Got a new job now in the unemployment line

So . . . here we are.  When I wrote this post a month ago, I thought there was a reasonably good chance that I would move from my current job (which ended due to budget cuts) directly into something new.

For awhile, my biggest worry was that I would have a new job but no childcare arrangements (for the past nine months, Gabriel was in a daycare center literally right across the street from my [old] office, which was a great arrangement, but whose location only made sense when I had to drive there for work anyway).

Turns out I was putting the cart before the horse, since I, in fact, do not have a new job lined up.  No job means no money to pay someone else to raise my child.

So today is the first day of being a [temporary, I hope, or at least I think that’s what I hope] SAHM.

Though it brought its own set of stresses and challenges, going back to work nine months ago was a very good thing for me.  While I still struggle with some low mood and anxiety, I credit my job with preventing me from spiraling further into postpartum depression.

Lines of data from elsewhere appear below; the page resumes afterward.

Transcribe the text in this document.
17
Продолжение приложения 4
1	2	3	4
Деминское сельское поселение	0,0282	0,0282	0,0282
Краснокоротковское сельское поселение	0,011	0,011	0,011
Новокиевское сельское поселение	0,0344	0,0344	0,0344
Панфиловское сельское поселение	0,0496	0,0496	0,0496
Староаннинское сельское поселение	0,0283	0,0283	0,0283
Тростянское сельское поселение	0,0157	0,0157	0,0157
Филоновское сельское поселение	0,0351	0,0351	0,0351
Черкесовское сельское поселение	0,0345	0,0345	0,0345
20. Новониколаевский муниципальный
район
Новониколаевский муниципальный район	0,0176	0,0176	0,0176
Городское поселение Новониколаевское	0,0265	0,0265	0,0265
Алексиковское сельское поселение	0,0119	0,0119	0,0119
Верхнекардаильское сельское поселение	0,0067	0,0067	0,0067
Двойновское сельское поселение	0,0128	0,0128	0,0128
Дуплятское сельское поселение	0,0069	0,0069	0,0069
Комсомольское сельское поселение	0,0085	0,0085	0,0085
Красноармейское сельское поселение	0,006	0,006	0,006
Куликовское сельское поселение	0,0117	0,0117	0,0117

Getting out of the house every day, having a break from the constant demands of a young infant, having some space to breath and eat a meal without worry of being interrupted by a needy cry — glorious.

So it’s with a bit of trepidation that I enter this unemployed phase.  I’m trying to have realistic (i.e., low) expectations for what I’ll be able to do while I’m home with him.  I hope to spend time in the kitchen, but having dinner on the table every night when Matthew gets home from work is probably not in the cards.

Today I would like to make and can salsa, but we’ll just see how things go.  One day at a time, right?